You may think nothing of a box of frozen White Castle sliders or a Taco Bell dinner kit in the grocery aisle—fast-food signature dishes that shoppers can re-create at home. Yet Chick-fil-A's announcement on Monday that it will begin testing meal kits is something different altogether.
The $15.89 kits will be available at 150 Atlanta locations from late August until mid-November. These meals for two, featuring dishes such as chicken enchiladas and crispy Dijon chicken with sides like kale and roasted potatoes, aren't replicating Chick-fil-A's trademark sandwiches or other menu items.
It's not clear whether this is a marketing stunt, a test of new menu items or a serious bet on the future of meal kits. Retailers like Walmart, Kroger and Costco have put serious money behind meal kits, but Chick-fil-A is the first restaurant to do so.
Despite plenty of hype, subscription meal kits haven't seen wide adoption, but consumers do rely on ready-made food. According to Market Force, just 15% of US internet users have ever tried a subscription meal kit while 27% buy prepared food at least once a week.

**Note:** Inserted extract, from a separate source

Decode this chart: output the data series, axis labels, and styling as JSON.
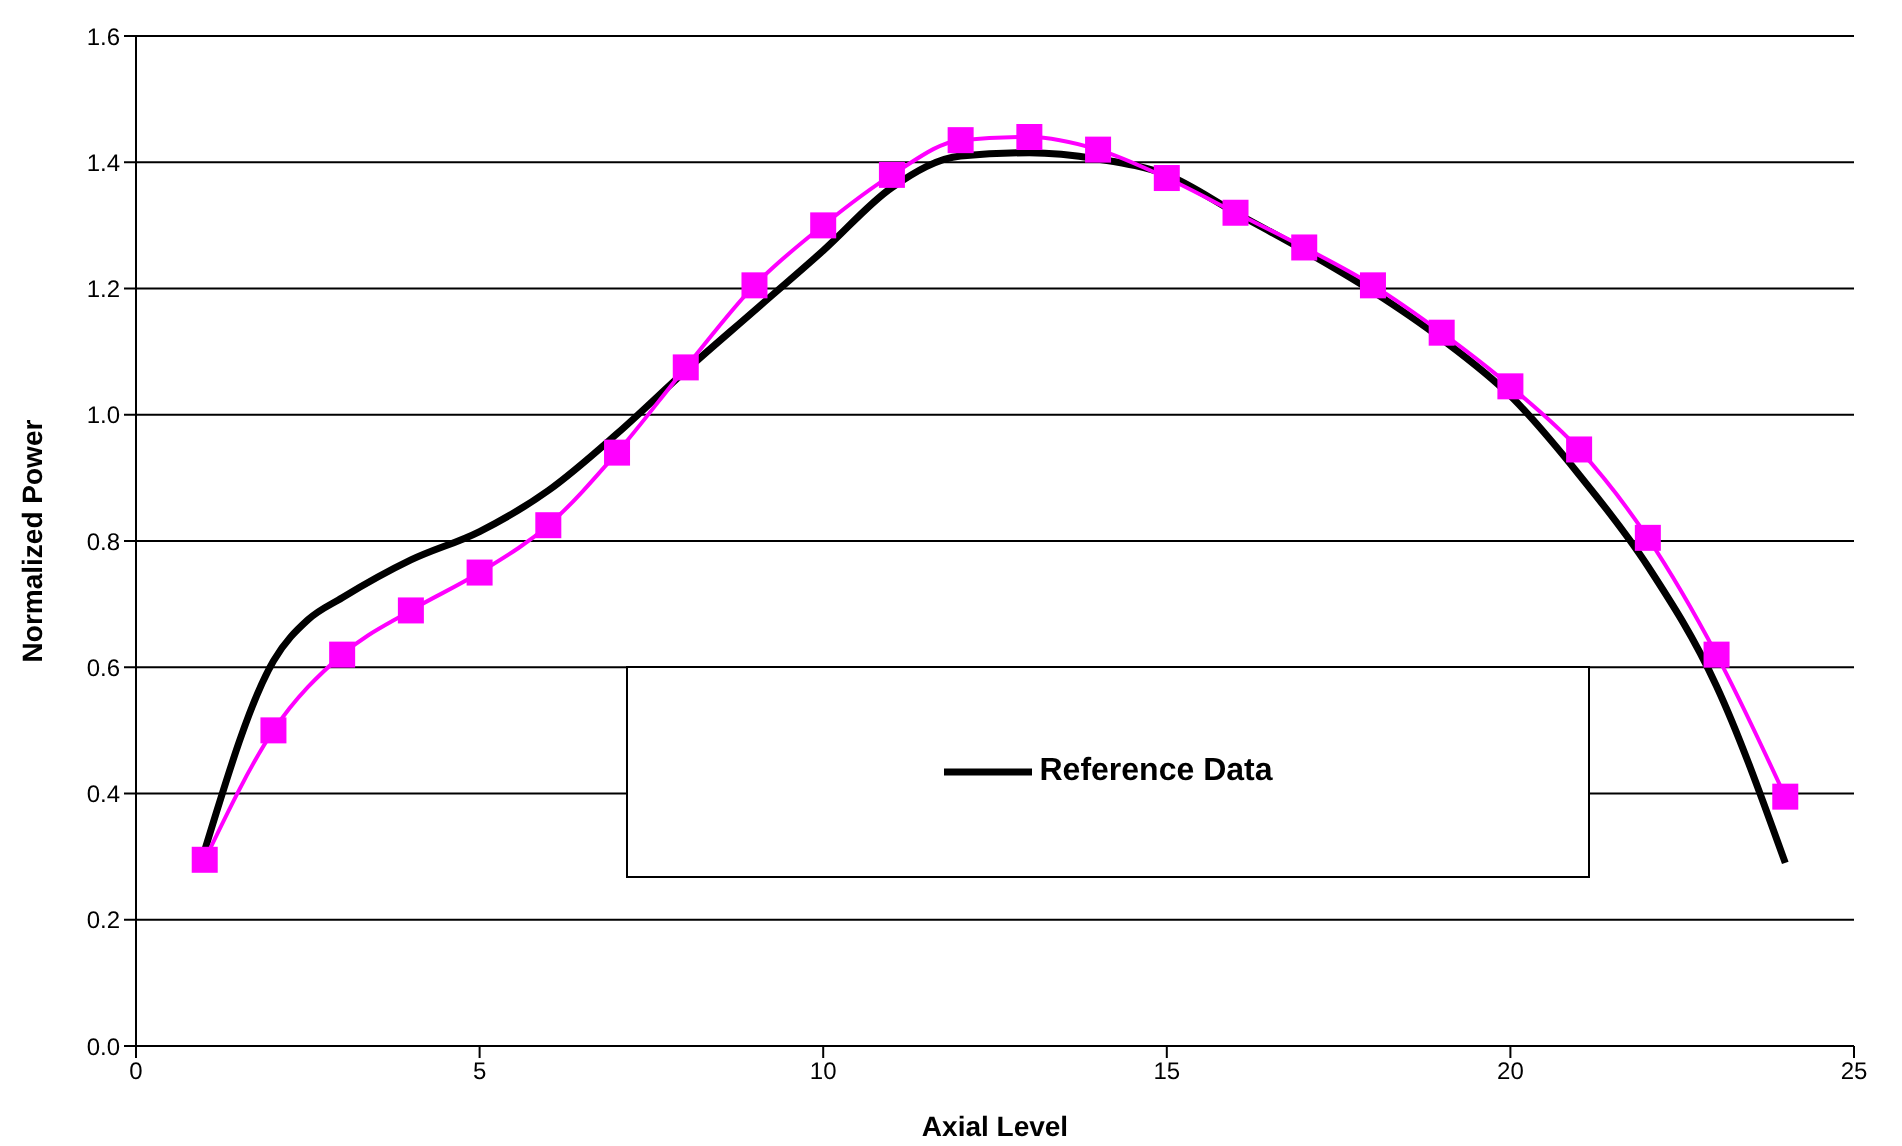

The NPD Group's recently published "Future of Dinner" study predicts the rise of "blended meals" integrating prepared or restaurant food over the next five years. This trend was reinforced by a March 2018 Food Marketing Institute (FMI) study, which found most consumers (55%) typically prepare meals using hybrid items like pre-cooked meat or heat-and-serve mashed potatoes. Fewer (37%) cooked from scratch.